Jl s’est établi dans les troupes une sorte de gaïeté bruïante qui est contraire à l’ordre et à la subordination ; les jeunes officiers s’assemblent tumultueusement, se jettent des mottes de terre, font un bruit et des cris très indécents dans le camp ; de là vont culbuter les tentes des lieutenants colonels, des 1er capitaines, des officiers qui descendent la garde, et qui ont besoin de repos. A peine le soldat fatigué de sa journée commence t’il a s’endormir, qu’il est réveillé par une troupe de jeunes officiers auxquels on donne le nom de Calottes. Dès qu’on est enrôlé dans cette troupe, tous les excès sont permis. Je suis bien éloigné de blamer la gaïeté qui doit regner parmis les officiers ; mais je voudrois qu’elle ne fut point contraire au service ni à la subordination. Il est donc indispensable de défendre, sous les peines les plus rigoureuses, les assemblées de Calottes, et que toutte plaisanterie de ce genre n’ait jamais lieu dès que la retraitte sera battüe, car tout doit être calme dans le camp, enfin que dans tous les cas, elles ne regardent jamais le lieutenant colonel, les capitaines, ni les lieutenans d’un certain age.

 

Observations sur les voitures

Quoiqu’il paroisse au premier coup d’oeil que les voitures rendent l’armée dificile à remuer, je crois pourtant qu’il est important de n’en suprimer que le grand nombre, et d’en laisser quelques unes pour les raisons suivantes.

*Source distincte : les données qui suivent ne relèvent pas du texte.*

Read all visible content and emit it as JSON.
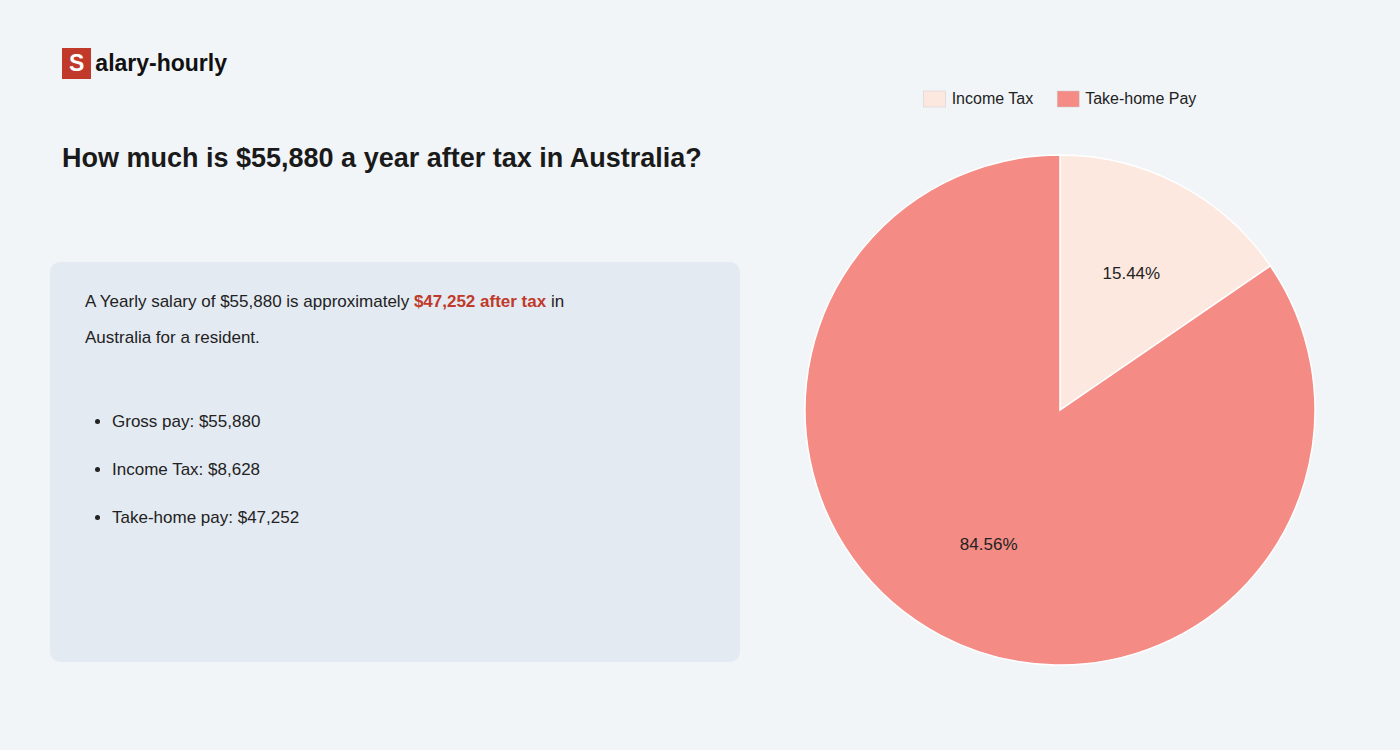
{
  "chart_data": {
    "type": "pie",
    "title": "How much is $55,880 a year after tax in Australia?",
    "annotations": [
      {
        "text": "S",
        "color": "#c0392b"
      },
      {
        "text": "alary-hourly"
      },
      {
        "text": "A Yearly salary of $55,880 is approximately "
      },
      {
        "text": "$47,252 after tax",
        "color": "#c0392b"
      },
      {
        "text": " in"
      },
      {
        "text": "Australia for a resident."
      },
      {
        "text": "Gross pay: $55,880"
      },
      {
        "text": "Income Tax: $8,628"
      },
      {
        "text": "Take-home pay: $47,252"
      }
    ],
    "categories": [
      "Income Tax",
      "Take-home Pay"
    ],
    "values": [
      15.44,
      84.56
    ],
    "value_labels": [
      "15.44%",
      "84.56%"
    ],
    "colors": [
      "#fce8df",
      "#f48b85"
    ],
    "data_labels": true,
    "legend": "top"
  }
}
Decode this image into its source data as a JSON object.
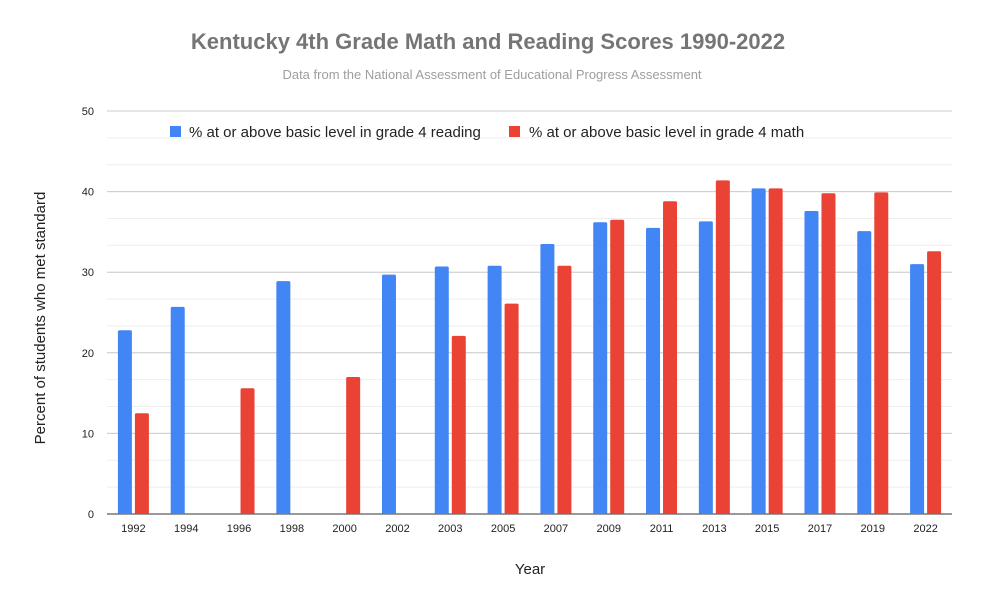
{
  "chart_data": {
    "type": "bar",
    "title": "Kentucky 4th Grade Math and Reading Scores 1990-2022",
    "subtitle": "Data from the National Assessment of Educational Progress Assessment",
    "xlabel": "Year",
    "ylabel": "Percent of students who met standard",
    "ylim": [
      0,
      50
    ],
    "yticks": [
      0,
      10,
      20,
      30,
      40,
      50
    ],
    "grid": true,
    "legend_position": "top",
    "categories": [
      "1992",
      "1994",
      "1996",
      "1998",
      "2000",
      "2002",
      "2003",
      "2005",
      "2007",
      "2009",
      "2011",
      "2013",
      "2015",
      "2017",
      "2019",
      "2022"
    ],
    "series": [
      {
        "name": "% at or above basic level in grade 4 reading",
        "color": "#4285f4",
        "values": [
          22.8,
          25.7,
          null,
          28.9,
          null,
          29.7,
          30.7,
          30.8,
          33.5,
          36.2,
          35.5,
          36.3,
          40.4,
          37.6,
          35.1,
          31.0
        ]
      },
      {
        "name": "% at or above basic level in grade 4 math",
        "color": "#ea4335",
        "values": [
          12.5,
          null,
          15.6,
          null,
          17.0,
          null,
          22.1,
          26.1,
          30.8,
          36.5,
          38.8,
          41.4,
          40.4,
          39.8,
          39.9,
          32.6
        ]
      }
    ]
  }
}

Vn capitaine, surtout dans la cavalerie et dragons, qui perd des chevaux, perd aussi les armes et l’équipement du cheval, s’il n’y a pas une voiture dans le regiment sur laquelle il puisse mettre ces effets pour les transporter en lieu de sûreté ; un soldat malade peut se rétablir bien plus vite, en suivant quelques jours sur un chariot que si on l’envoye à l’hopital où il n’est pas si bien soigné. Un officier qui est blessé, ou a un accès de fièvre, trouve un grand soulagement a etre transporté sur une voiture. D’après ces réflexions je voudrois donc 1° qu’il fut permis à 4 capitaines de cavalerie et à 8 capitaines d’jnfanterie d’avoir un chariot attellé de 4 chevaux sur le nombre de ceux qui composent leur équipage, lequel seroit divisé en quatre parties pour qu’ils le chargeassent également, 2° qu’il fut permis au nombre de vivandiers nécessaire, d’avoir des chariots bien attellés, pourvû qu’ils se chargeassent de la forge, de la chapelle, et de la farine du boulanger.

Enfin que le colonel eut un vis à vis attellé de six chevaux pour les officiers malades, et pour lui même, en cas de besoin passé ces voitures, et une par officier général. Toutes les autres ètant défendües, on n’en auroit pas assés pour embarrasser les marches. Il faudroit aussi absolument interdire tous vins étrangers au crû du païs, ce qui diminueroit beaucoup les équipages. Les troupes légères et ceux qui font la guerre cantonés, ne peuvent avoir que des chariots à cause des allertes qui ne permettent pas de charger les mulets où chevaux de bât.